9 desember 2015. Metode pengambilan sampel pada kasus menggunakan sample random sampling, sedangkan pada kontrol diambil dengan menggunakan purposive sampling. Data dikumpulkan menggunakan chek list, kuisioner dan lembar observasi. Analisis data meliputi bivariat, bivariat menggunakan analisis pearson chi square dan analisis multivariate menggunakan uji regresi logistic ganda. Hasil penelitian ini menunjukan ada hubungan kondisi lingkungan rumah kepadatan hunian (p=0,044;or=2,513), ventilasi(p=0,041;or=2,579), bahan bakar memasak (p=0,044;or=3,857), jenis lantai (p= 0,039;OR=2,636), dan kelembaban rumah (p = 0,022; OR = 2,914). Dengan kejadian ISPA pada balita di wilayah kerja Puskesmas 1 Wangon Kabupaten Banyumas. Persamaan penelitian ini dengan penelitian sebelumnya adalah pada variabel yang diteliti yaitu variabel bebastingkat kejadian ISPA pada balita. Perbedaan penelitian ini dengan penelitian sebelumnya adalahvariabel terikat yaitu perilaku keluarga. 4. Chan G C,Tang S F ( 2006) penelitian dengan judul Parental Knowledge,Attitudes And Antibiotic Use For Acute Upper Respiratory Tract Infection In Children Attending A Primary Healthcare Clinic In Malaysia. Metode yang digunakan dengan study cross sectional menggunakan pra uji pewawancara dikelola dengan kuesioner.
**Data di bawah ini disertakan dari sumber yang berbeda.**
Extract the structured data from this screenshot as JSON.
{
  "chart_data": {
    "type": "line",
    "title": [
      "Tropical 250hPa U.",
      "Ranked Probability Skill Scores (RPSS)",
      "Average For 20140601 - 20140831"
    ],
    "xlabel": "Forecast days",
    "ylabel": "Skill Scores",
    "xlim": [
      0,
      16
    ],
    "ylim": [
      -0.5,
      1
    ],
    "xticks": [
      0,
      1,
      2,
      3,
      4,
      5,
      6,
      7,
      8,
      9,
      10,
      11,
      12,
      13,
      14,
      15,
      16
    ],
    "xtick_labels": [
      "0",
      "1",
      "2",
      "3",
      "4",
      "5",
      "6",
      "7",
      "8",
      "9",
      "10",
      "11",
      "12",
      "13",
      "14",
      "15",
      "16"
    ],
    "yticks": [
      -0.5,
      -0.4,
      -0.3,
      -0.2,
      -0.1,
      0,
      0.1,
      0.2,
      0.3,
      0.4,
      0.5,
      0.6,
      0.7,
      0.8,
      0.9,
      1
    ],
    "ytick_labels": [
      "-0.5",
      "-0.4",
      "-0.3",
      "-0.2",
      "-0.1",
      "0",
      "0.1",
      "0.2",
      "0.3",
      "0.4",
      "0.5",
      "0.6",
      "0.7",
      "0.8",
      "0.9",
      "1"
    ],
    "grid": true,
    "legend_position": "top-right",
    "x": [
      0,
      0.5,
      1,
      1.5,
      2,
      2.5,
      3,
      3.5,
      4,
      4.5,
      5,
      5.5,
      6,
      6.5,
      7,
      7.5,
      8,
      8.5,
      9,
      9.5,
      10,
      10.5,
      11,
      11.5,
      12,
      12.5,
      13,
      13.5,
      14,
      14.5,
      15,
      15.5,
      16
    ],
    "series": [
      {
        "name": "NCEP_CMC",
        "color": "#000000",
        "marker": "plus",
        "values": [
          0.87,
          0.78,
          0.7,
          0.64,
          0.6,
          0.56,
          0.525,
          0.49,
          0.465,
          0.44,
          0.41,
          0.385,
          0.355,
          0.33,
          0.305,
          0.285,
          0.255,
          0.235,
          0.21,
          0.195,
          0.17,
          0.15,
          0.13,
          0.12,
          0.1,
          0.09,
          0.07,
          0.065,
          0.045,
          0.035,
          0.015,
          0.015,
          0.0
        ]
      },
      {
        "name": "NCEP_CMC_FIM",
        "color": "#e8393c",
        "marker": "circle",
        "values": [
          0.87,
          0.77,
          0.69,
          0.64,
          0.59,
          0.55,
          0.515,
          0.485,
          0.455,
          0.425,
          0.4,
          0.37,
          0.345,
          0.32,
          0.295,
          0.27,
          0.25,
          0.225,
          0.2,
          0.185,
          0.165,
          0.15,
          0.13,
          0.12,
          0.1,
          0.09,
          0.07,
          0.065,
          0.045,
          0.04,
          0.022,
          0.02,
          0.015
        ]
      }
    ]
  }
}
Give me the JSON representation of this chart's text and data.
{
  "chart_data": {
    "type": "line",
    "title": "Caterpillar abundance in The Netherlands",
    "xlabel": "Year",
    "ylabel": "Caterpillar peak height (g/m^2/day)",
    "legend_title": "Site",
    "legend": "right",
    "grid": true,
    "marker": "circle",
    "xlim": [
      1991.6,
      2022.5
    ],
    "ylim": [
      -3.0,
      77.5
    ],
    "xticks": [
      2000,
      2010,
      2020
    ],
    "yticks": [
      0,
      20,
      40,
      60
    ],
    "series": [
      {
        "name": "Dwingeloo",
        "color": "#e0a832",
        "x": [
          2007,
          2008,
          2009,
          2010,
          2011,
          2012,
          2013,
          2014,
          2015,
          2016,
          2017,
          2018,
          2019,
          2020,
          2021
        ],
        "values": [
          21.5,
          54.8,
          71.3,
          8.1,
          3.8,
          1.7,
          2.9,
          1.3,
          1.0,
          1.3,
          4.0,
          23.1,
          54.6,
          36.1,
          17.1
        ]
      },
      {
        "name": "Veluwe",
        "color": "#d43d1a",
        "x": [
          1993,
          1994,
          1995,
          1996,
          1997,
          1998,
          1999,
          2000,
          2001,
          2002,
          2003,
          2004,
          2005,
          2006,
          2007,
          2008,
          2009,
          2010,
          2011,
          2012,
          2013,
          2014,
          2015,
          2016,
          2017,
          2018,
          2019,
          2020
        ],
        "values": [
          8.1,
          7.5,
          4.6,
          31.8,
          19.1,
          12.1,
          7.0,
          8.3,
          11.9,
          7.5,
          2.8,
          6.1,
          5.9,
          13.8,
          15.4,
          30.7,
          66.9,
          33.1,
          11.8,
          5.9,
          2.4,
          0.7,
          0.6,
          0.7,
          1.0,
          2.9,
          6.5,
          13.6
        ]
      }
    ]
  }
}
Hasil dari penelitian ini adalah sekitar 59% orang tua dari study ini menyatakan bahwa cuaca adalah penyebab utama ISPA pada anak anak mereka, 13%

10 orang tua berpikir disebabkan oleh makanan dan 27% orang tua mengatakan disebabkan oleh kuman. Persamaan penelitian ini adalah sama-sama meniliti tentang infeksi saluran pernafasan atas pada anak sedangkan perbedaanya adalah penelitian ini membahas tentang cara pengobatan ISPA dengan antibiotik. 5. W.Thomas Boyce,et al (1977) dengan judul Influence Of Live Events And Family Routines On Childhood Respiratory Tract Illnes. Populasi yang digunakan pada penelitian ini sebanyak 58 anak yang menghadiri sebuah sekolah perawatan SD. Usia rata-rata 4,3th. Hasil dari penelitian ini yaitu tak satupun dari hubungan ini antara proses sosial dan hasil penyakit pernafasan muncul dimediasi oleh perubahan mikrobiologis parameter. Skor untuk perubahan kehidupan dan rutinitas keluarga tidak memiliki pengaruh yang nyata pada pertumbuhan patogen dari saluran pernafasan baik kesehatan ataupun penyakit. Persamaan penelitian ini adalah sama-sama meneliti tentang pengaruh perilaku keluarga terhadap ISPA. Sedangkan perbedaanya pada penelitian ini tidak hanya meneliti tentang perilaku yang dapat menyebabkan ISPA tetapi perilaku keseharian pada umumnya.